HTML for humans, markdown for machines
Two recent takes on what AI agents should output landed on opposite sides: rich interactive HTML, or guarded markdown. Both are right. The split that resolves it is who reads the output next.

Two pieces have been doing the rounds on what AI agents should produce as output. Thariq Shihipar's html-effectiveness gallery makes the case that LLMs ought to be emitting interactive HTML artifacts rather than walls of markdown - diff viewers, throwable prototypes, call-graph explorers, design-system docs you actually click through. Rob Hammond's "Evil things HTML can do" makes the opposite case, that normalising agent-generated HTML trains users to execute code from strangers, opens pastejacking through doctored copy buttons, smuggles prompt injection through hidden comments, and reopens the protocol-handler attack surface most of us forgot existed.
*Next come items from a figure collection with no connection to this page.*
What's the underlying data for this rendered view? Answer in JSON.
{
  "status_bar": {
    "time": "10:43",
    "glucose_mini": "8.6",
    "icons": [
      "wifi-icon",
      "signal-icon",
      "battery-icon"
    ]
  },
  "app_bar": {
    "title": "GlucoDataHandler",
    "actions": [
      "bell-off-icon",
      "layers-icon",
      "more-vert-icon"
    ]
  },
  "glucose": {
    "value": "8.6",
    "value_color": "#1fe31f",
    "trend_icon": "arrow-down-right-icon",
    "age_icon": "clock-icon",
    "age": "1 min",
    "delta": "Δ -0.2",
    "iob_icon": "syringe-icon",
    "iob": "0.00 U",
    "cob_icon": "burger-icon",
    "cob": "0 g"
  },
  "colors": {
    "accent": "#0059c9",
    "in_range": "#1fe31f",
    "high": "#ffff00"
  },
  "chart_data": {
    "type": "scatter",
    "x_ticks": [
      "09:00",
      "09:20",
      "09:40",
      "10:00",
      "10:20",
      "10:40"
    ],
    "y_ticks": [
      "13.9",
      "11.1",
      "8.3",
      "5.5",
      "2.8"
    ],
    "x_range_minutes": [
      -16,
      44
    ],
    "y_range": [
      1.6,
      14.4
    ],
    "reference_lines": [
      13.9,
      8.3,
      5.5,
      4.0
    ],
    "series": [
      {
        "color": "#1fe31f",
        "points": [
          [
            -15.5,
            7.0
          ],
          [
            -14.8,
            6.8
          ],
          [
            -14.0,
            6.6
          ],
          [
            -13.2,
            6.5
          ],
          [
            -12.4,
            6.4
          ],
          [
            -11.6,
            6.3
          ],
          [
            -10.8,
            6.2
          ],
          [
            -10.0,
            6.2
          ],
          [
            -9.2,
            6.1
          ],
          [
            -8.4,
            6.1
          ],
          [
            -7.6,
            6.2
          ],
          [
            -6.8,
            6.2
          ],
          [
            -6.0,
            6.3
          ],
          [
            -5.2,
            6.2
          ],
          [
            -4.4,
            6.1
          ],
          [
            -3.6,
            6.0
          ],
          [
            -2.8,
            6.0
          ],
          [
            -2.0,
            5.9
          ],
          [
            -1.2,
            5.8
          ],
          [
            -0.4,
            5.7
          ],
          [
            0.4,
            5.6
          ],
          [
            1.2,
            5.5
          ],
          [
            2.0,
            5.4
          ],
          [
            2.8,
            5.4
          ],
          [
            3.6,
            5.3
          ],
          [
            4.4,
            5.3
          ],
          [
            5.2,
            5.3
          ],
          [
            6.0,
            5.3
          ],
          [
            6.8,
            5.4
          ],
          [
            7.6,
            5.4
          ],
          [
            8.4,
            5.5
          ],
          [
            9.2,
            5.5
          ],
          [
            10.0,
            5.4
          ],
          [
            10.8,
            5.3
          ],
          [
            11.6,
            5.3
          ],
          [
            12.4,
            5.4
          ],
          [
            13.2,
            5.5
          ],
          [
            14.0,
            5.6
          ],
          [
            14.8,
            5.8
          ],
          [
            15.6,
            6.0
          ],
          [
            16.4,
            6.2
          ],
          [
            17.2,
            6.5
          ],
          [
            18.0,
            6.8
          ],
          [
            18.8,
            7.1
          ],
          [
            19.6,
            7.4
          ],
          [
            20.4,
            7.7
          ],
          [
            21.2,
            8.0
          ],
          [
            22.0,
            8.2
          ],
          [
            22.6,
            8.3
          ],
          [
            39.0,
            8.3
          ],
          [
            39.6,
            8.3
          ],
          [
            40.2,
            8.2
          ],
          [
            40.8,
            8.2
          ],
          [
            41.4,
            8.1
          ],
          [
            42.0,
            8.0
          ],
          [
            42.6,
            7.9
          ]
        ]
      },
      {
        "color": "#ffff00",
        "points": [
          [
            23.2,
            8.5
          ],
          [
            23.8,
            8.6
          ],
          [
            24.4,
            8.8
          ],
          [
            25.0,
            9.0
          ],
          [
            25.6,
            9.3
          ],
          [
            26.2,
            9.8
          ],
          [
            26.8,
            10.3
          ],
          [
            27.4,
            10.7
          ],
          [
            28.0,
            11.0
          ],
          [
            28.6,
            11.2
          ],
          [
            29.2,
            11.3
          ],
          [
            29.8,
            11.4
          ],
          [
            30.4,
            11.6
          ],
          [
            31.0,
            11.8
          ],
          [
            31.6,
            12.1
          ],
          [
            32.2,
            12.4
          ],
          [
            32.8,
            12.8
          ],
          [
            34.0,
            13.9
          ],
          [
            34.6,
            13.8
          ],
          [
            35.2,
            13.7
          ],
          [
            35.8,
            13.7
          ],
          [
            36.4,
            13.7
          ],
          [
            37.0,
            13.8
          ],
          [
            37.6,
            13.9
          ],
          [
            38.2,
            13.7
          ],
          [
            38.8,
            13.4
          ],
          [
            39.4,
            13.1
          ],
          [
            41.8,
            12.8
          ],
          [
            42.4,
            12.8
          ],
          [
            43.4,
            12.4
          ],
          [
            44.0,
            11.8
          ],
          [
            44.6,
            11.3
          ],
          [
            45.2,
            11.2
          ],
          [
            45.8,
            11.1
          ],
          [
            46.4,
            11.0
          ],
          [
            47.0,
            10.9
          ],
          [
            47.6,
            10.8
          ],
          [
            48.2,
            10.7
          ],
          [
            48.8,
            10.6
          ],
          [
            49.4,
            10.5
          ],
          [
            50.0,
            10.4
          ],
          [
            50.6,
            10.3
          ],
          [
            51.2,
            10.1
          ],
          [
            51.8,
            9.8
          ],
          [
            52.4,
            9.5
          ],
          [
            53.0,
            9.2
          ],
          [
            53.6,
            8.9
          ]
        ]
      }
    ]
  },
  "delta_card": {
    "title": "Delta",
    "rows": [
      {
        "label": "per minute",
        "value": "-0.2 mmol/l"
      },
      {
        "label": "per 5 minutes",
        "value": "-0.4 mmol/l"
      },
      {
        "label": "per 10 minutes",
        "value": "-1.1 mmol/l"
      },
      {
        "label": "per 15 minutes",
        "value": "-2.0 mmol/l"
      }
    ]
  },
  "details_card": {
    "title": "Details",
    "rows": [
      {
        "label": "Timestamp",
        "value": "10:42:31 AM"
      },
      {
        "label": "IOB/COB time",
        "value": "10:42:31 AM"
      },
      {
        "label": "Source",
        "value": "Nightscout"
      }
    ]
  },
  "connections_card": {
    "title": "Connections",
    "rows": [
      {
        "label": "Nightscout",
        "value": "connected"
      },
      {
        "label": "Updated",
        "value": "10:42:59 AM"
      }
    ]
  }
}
Both are right. They're answering different questions.
The question that resolves it is who reads the output next. If the next reader is a human looking at one artifact one time, HTML is the obvious choice; spatial relationships render, interactions can be felt rather than described, and a thirty-second click-through beats ten minutes of prose. If the next reader is another agent (a planner consuming a researcher's notes, an orchestrator picking up a sub-task's result, a downstream tool ingesting a report) HTML is approximately the worst format you could pick. It's token-heavy, brittle to grep, ambiguous to parse, and the whole point of the visual layer is wasted on a model that's about to flatten it back to a DOM tree anyway.
We've ended up with a working rule on this across our own agent systems. HTML and SVG are terminal outputs - leaves of the chain, generated once, rendered once, never piped onward. Markdown, JSON, and plain text are the composable formats - the middle of the chain, where structure has to survive being read, edited, diffed, and handed to the next step. A Ledga risk summary rendered for a treasury operator is HTML with charts. The same analysis consumed by the alerting agent that decides whether to page someone is JSON. They're the same underlying work; the medium changes because the consumer changed.
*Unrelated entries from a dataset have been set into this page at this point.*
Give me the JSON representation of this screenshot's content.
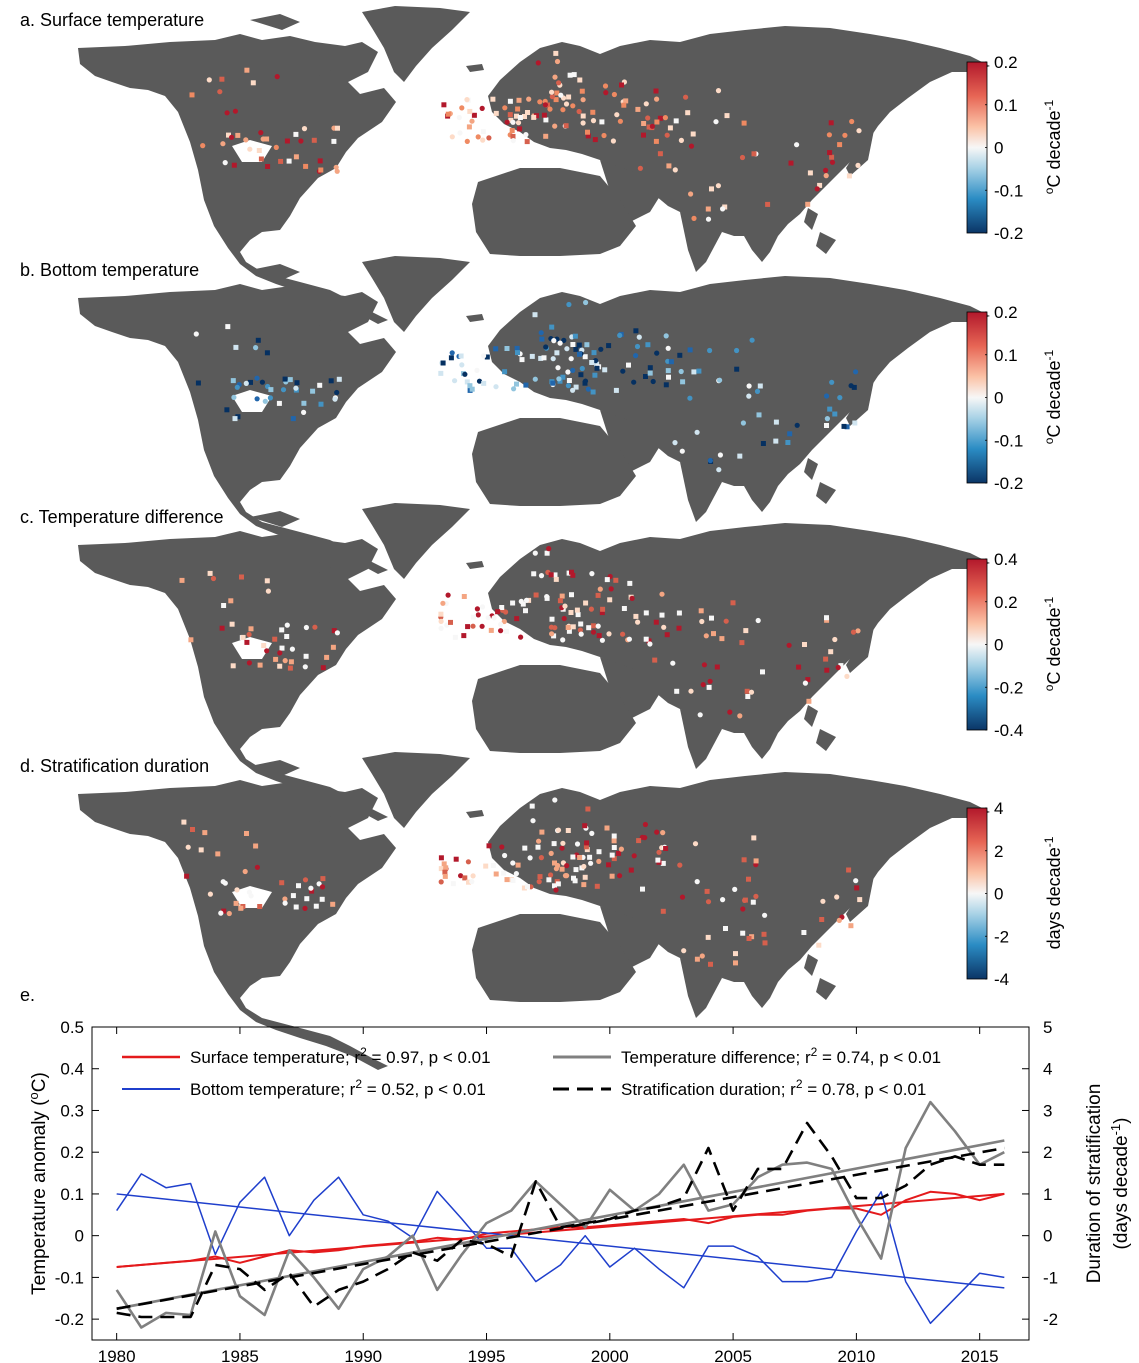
{
  "panels": [
    {
      "title": "a. Surface temperature",
      "colorbar": {
        "ticks": [
          "0.2",
          "0.1",
          "0",
          "-0.1",
          "-0.2"
        ],
        "unit_base": "C decade",
        "unit_pre": "o",
        "unit_sup": "-1"
      }
    },
    {
      "title": "b. Bottom temperature",
      "colorbar": {
        "ticks": [
          "0.2",
          "0.1",
          "0",
          "-0.1",
          "-0.2"
        ],
        "unit_base": "C decade",
        "unit_pre": "o",
        "unit_sup": "-1"
      }
    },
    {
      "title": "c. Temperature difference",
      "colorbar": {
        "ticks": [
          "0.4",
          "0.2",
          "0",
          "-0.2",
          "-0.4"
        ],
        "unit_base": "C decade",
        "unit_pre": "o",
        "unit_sup": "-1"
      }
    },
    {
      "title": "d. Stratification duration",
      "colorbar": {
        "ticks": [
          "4",
          "2",
          "0",
          "-2",
          "-4"
        ],
        "unit_base": "days decade",
        "unit_pre": "",
        "unit_sup": "-1"
      }
    }
  ],
  "colors": {
    "land": "#5a5a5a",
    "warm_dark": "#b2182b",
    "warm_mid": "#ef8a62",
    "warm_light": "#fddbc7",
    "neutral": "#f7f7f7",
    "cool_light": "#d1e5f0",
    "cool_mid": "#67a9cf",
    "cool_dark": "#053061",
    "surface": "#e41a1c",
    "bottom": "#1f3fcc",
    "difference": "#808080",
    "stratification": "#000000"
  },
  "chart_data": {
    "type": "line",
    "title": "e.",
    "x": [
      1980,
      1981,
      1982,
      1983,
      1984,
      1985,
      1986,
      1987,
      1988,
      1989,
      1990,
      1991,
      1992,
      1993,
      1994,
      1995,
      1996,
      1997,
      1998,
      1999,
      2000,
      2001,
      2002,
      2003,
      2004,
      2005,
      2006,
      2007,
      2008,
      2009,
      2010,
      2011,
      2012,
      2013,
      2014,
      2015,
      2016
    ],
    "xlim": [
      1979,
      2017
    ],
    "xticks": [
      "1980",
      "1985",
      "1990",
      "1995",
      "2000",
      "2005",
      "2010",
      "2015"
    ],
    "ylabel_left": "Temperature anomaly (",
    "ylabel_left_sup": "o",
    "ylabel_left_end": "C)",
    "ylim_left": [
      -0.25,
      0.5
    ],
    "yticks_left": [
      "0.5",
      "0.4",
      "0.3",
      "0.2",
      "0.1",
      "0",
      "-0.1",
      "-0.2"
    ],
    "ylabel_right_1": "Duration of stratification",
    "ylabel_right_2": "(days decade",
    "ylabel_right_sup": "-1",
    "ylabel_right_end": ")",
    "ylim_right": [
      -2.5,
      5
    ],
    "yticks_right": [
      "5",
      "4",
      "3",
      "2",
      "1",
      "0",
      "-1",
      "-2"
    ],
    "series": [
      {
        "name": "Surface temperature; r",
        "stat": " = 0.97, p < 0.01",
        "axis": "left",
        "trend": [
          -0.075,
          0.1
        ],
        "values": [
          -0.075,
          -0.07,
          -0.065,
          -0.06,
          -0.05,
          -0.065,
          -0.05,
          -0.035,
          -0.04,
          -0.035,
          -0.025,
          -0.02,
          -0.015,
          -0.005,
          -0.01,
          0.005,
          0.01,
          0.015,
          0.02,
          0.02,
          0.025,
          0.03,
          0.035,
          0.04,
          0.03,
          0.045,
          0.05,
          0.05,
          0.06,
          0.065,
          0.065,
          0.05,
          0.085,
          0.105,
          0.1,
          0.085,
          0.1
        ]
      },
      {
        "name": "Bottom temperature; r",
        "stat": " = 0.52, p < 0.01",
        "axis": "left",
        "trend": [
          0.1,
          -0.125
        ],
        "values": [
          0.06,
          0.148,
          0.115,
          0.125,
          -0.045,
          0.08,
          0.14,
          0.0,
          0.085,
          0.14,
          0.05,
          0.035,
          -0.005,
          0.106,
          0.04,
          -0.03,
          -0.03,
          -0.11,
          -0.07,
          0.0,
          -0.075,
          -0.03,
          -0.08,
          -0.125,
          -0.025,
          -0.025,
          -0.05,
          -0.11,
          -0.11,
          -0.1,
          0.01,
          0.105,
          -0.11,
          -0.21,
          -0.15,
          -0.09,
          -0.1
        ]
      },
      {
        "name": "Temperature difference; r",
        "stat": " = 0.74, p < 0.01",
        "axis": "left",
        "trend": [
          -0.175,
          0.228
        ],
        "values": [
          -0.13,
          -0.22,
          -0.185,
          -0.19,
          0.01,
          -0.145,
          -0.19,
          -0.035,
          -0.1,
          -0.175,
          -0.08,
          -0.05,
          0.0,
          -0.13,
          -0.045,
          0.03,
          0.06,
          0.13,
          0.075,
          0.02,
          0.11,
          0.06,
          0.1,
          0.17,
          0.06,
          0.075,
          0.14,
          0.17,
          0.175,
          0.16,
          0.045,
          -0.055,
          0.21,
          0.32,
          0.25,
          0.17,
          0.2
        ]
      },
      {
        "name": "Stratification duration; r",
        "stat": " = 0.78, p < 0.01",
        "axis": "right",
        "trend": [
          -1.75,
          2.1
        ],
        "values": [
          -1.85,
          -1.95,
          -1.95,
          -1.95,
          -0.7,
          -0.8,
          -1.3,
          -0.9,
          -1.7,
          -1.3,
          -1.1,
          -0.8,
          -0.4,
          -0.6,
          -0.1,
          -0.2,
          -0.5,
          1.3,
          0.2,
          0.3,
          0.4,
          0.6,
          0.7,
          0.9,
          2.1,
          0.6,
          1.6,
          1.6,
          2.7,
          1.9,
          0.9,
          0.9,
          1.2,
          1.7,
          1.9,
          1.7,
          1.7
        ]
      }
    ]
  }
}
Most of the agent frameworks we look at still get this backwards. They emit HTML in the middle of the loop, where it bloats context and resists composition, and they emit markdown at the leaves, where the human reader would have happily clicked through a richer artifact. Thariq's camp is right about the leaves. Hammond's camp is right that the leaves need handling.
Which is where Hammond's piece deserves more credit than it's getting. AI-generated HTML is the macro-enabled Word document of 2026, and the industry has collectively forgotten the playbook we built for the last round of this problem. Office's answer to macros was Protected View, a no-execute default, signed provenance, and a one-click "this came from outside, are you sure" prompt you have to dismiss before any code runs. Email's answer to attachments was a sandboxed preview and an explicit warning shelf. PDF readers learned the same lesson the same decade.
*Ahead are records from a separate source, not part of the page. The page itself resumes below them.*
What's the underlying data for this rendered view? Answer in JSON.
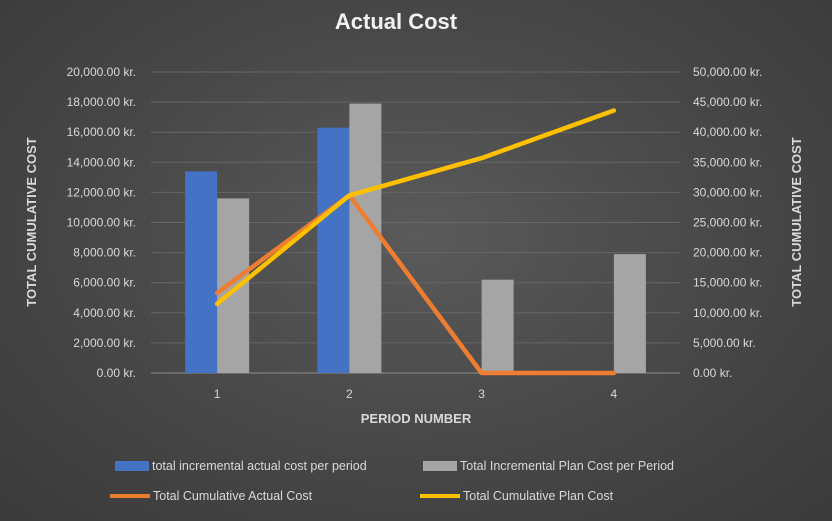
{
  "chart_data": {
    "type": "bar",
    "title": "Actual Cost",
    "xlabel": "PERIOD NUMBER",
    "ylabel_left": "TOTAL CUMULATIVE COST",
    "ylabel_right": "TOTAL CUMULATIVE COST",
    "categories": [
      "1",
      "2",
      "3",
      "4"
    ],
    "ylim_left": [
      0,
      20000
    ],
    "ylim_right": [
      0,
      50000
    ],
    "yticks_left": [
      "0.00 kr.",
      "2,000.00 kr.",
      "4,000.00 kr.",
      "6,000.00 kr.",
      "8,000.00 kr.",
      "10,000.00 kr.",
      "12,000.00 kr.",
      "14,000.00 kr.",
      "16,000.00 kr.",
      "18,000.00 kr.",
      "20,000.00 kr."
    ],
    "yticks_right": [
      "0.00 kr.",
      "5,000.00 kr.",
      "10,000.00 kr.",
      "15,000.00 kr.",
      "20,000.00 kr.",
      "25,000.00 kr.",
      "30,000.00 kr.",
      "35,000.00 kr.",
      "40,000.00 kr.",
      "45,000.00 kr.",
      "50,000.00 kr."
    ],
    "grid": true,
    "legend_position": "bottom",
    "bar_series": [
      {
        "name": "total incremental actual cost per period",
        "axis": "left",
        "color": "#4472c4",
        "values": [
          13400,
          16300,
          null,
          null
        ]
      },
      {
        "name": "Total Incremental Plan Cost per Period",
        "axis": "left",
        "color": "#a5a5a5",
        "values": [
          11600,
          17900,
          6200,
          7900
        ]
      }
    ],
    "line_series": [
      {
        "name": "Total Cumulative Actual Cost",
        "axis": "right",
        "color": "#ed7d31",
        "values": [
          13300,
          29500,
          0,
          0
        ]
      },
      {
        "name": "Total Cumulative Plan Cost",
        "axis": "right",
        "color": "#ffc000",
        "values": [
          11500,
          29500,
          35700,
          43600
        ]
      }
    ]
  }
}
Agent-generated HTML needs the same furniture, and almost none of it ships by default in the tools we use. A sandboxed iframe with JavaScript off until the user opts in. A clear "this artifact was generated by [agent] from [prompt]" provenance banner that survives copy and re-share. Copy buttons that copy exactly the visible text and nothing else, including no leading "!" that an upstream Claude Code session would obediently execute. No protocol handlers without confirmation. A diff against the previous version of the same artifact when one exists, so file-swap attacks aren't invisible. None of this is exotic; it's the trust UX we built for Office macros twenty years ago, and we shouldn't have to invent it twice.
Until that layer ships, the working rule holds. HTML for the human at the end. Markdown for everything else along the way.